Anchor Public Taps brewpub will remain open until Aug. 1, and the company will continue to package and distribute the beer it has remaining through the end of the month.

“Unfortunately, today’s economic pressures have made the business no longer sustainable, and we had to make the heartbreaking decision to cease operations,” Sam Singer, spokesperson for Anchor Brewing, said in the company’s announcement. “The impacts of the pandemic, inflation, especially in San Francisco, and a highly competitive market left the company with no option but to make this sad decision to cease operations.”

a flag, that says Anchor, is upside down on a pole above a building
Anchor Brewing flew its flag upside down above the Potrero Hill headquarters on Wednesday, July 12, 2023. (Billy Cruz/KQED)

A spokesperson said the brewery’s 61 workers will receive a 60-day notice and be provided separation packages.

Brewery workers, upset to find out the news on Wednesday, told KQED that marketing and distribution had fallen short since the sale to Sapporo Holdings Limited in 2017.

“We saw that there were issues. Production has been down because of sales. Members were going to bars and they were asking about Anchor and couldn’t get it,” said Pedro Sá, union representative for the brewery workers. “But it wasn’t about people not wanting it, it was this issue of not knowing the market they had and who they were trying to sell to.”

Mayor London Breed and other city leaders said they were disappointed to see another local legacy business close down.

“The news of Anchor Brewing is upsetting,” Breed told KQED. “The brewery has been a San Francisco staple for 127 years, making beer that has been sent all over the world.”

Supervisor Shamann Walton, whose district includes Potrero Hill, said he’s extremely disappointed to lose the institution. “It was just important to the neighborhood, and now we have a loss of jobs. This will make a big impact on the community and the area,” he said.

Walton tied the loss to years-long challenges with retail and local businesses struggling in the face of an online shopping boom and other pandemic-related economic downturns.

“There was a lot of writing on the wall of what might happen to retail and brick-and-mortar businesses even before the pandemic, and the pandemic has accelerated the loss of business,” Walton told KQED.

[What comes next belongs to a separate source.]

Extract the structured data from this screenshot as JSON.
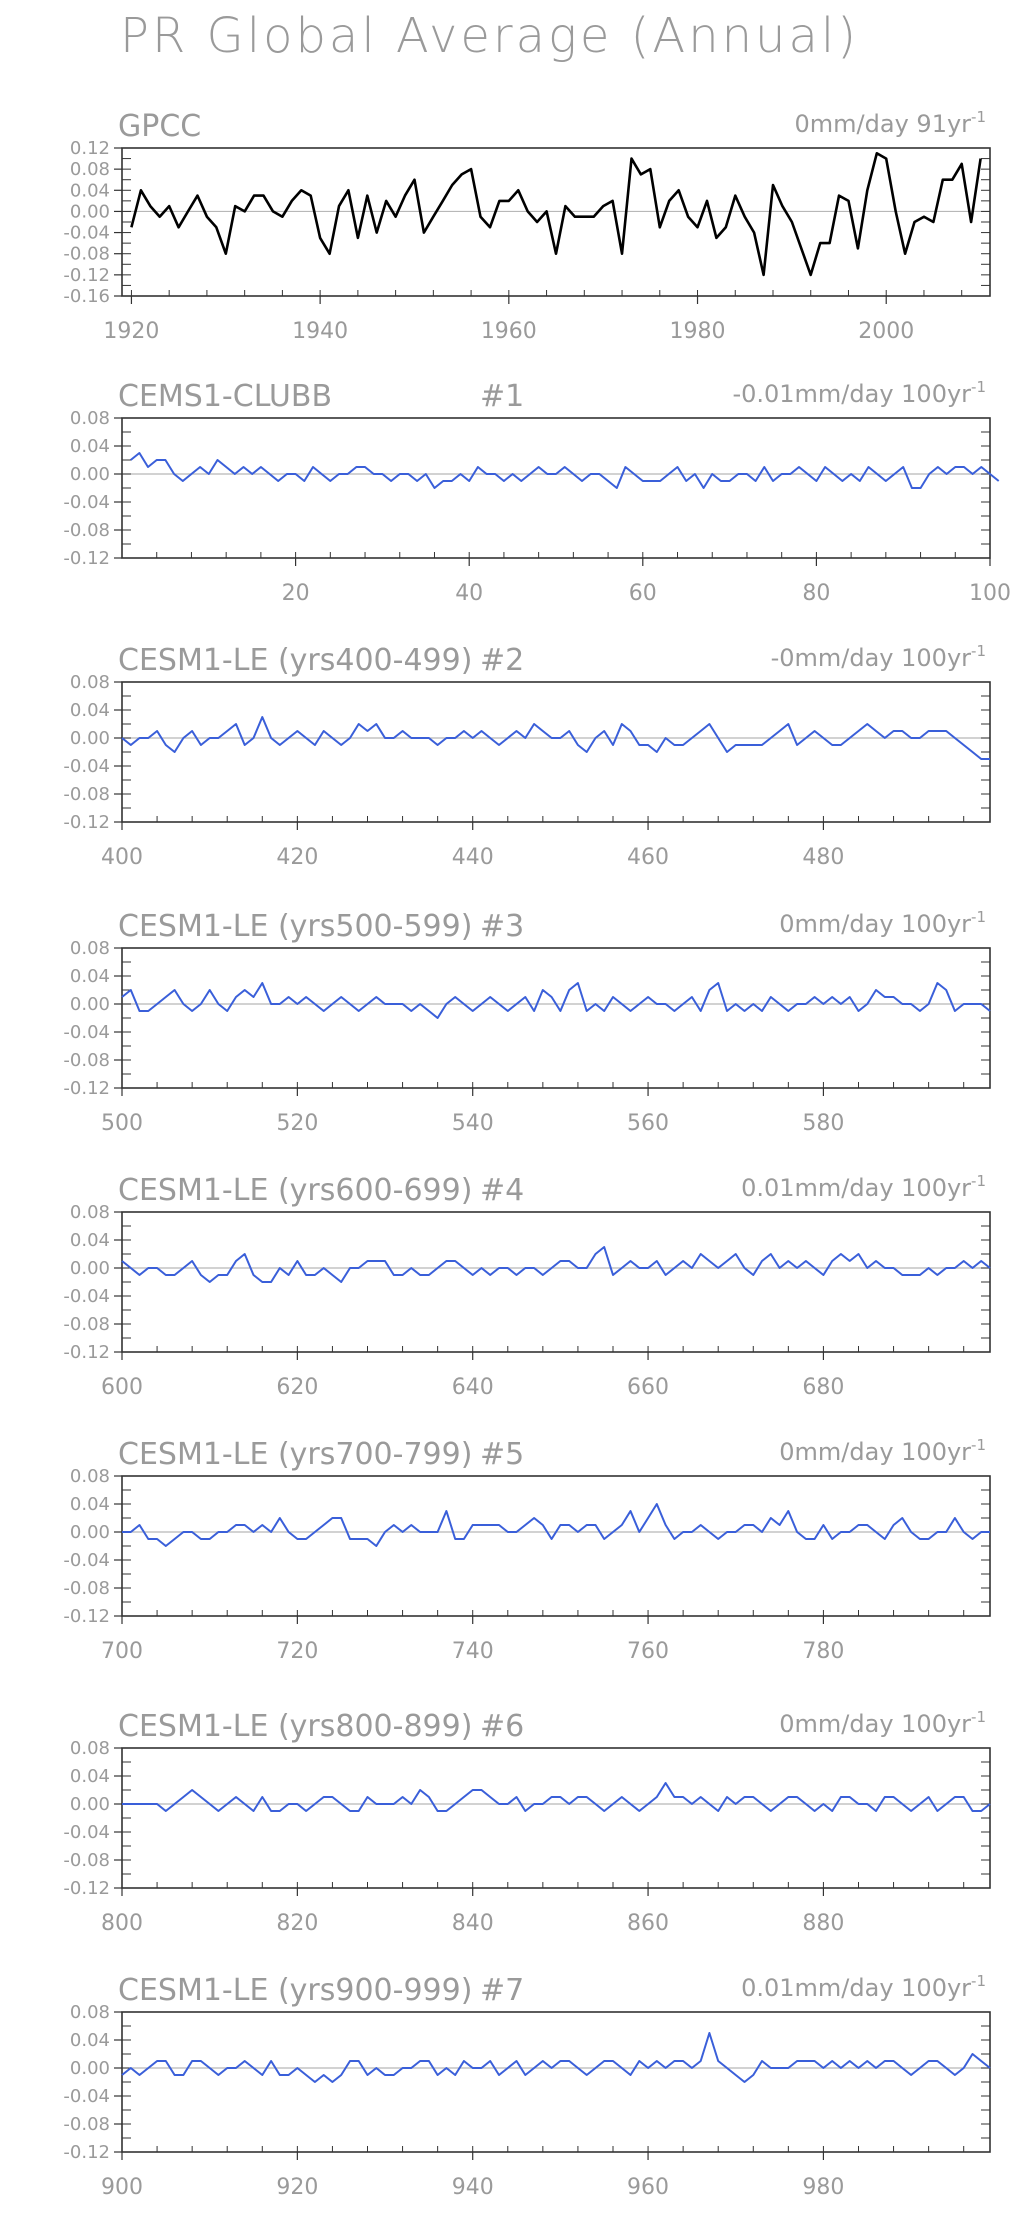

Beer sales have been on the decline for Anchor Brewing for several years. Earlier this summer, the company announced that it was pulling back its distribution and planned to sell only in California. It also ended sales of Anchor Brewing’s popular Christmas Ale.

In 2019, brewers at the company voted to unionize, citing high living costs in San Francisco. That move came just two years after the company was bought by Japan-based Sapporo.

Sapporo had been looking for a buyer for Anchor Brewing over the last year, but was unsuccessful in doing so, according to a company representative. Sapporo also bought the larger San Diego-based Stone Brewing this past fall.

A buyer could still come forward during the liquidation process, however.

“It is the hope of the Anchor team that such an outcome comes to fruition, however, all decisions about the future will be in the hands of the independent, third-party,” the company said in its announcement, referring to the state-appointed entity that will sell off its assets.

Sá, the union rep, said workers are hoping for a miracle.

“We want this place to stay open, to get people working here again,” he said. “We can’t continue on this trend of industry just leaving and having people hanging out to dry.”

KQED reporter Billy Cruz contributed to this story.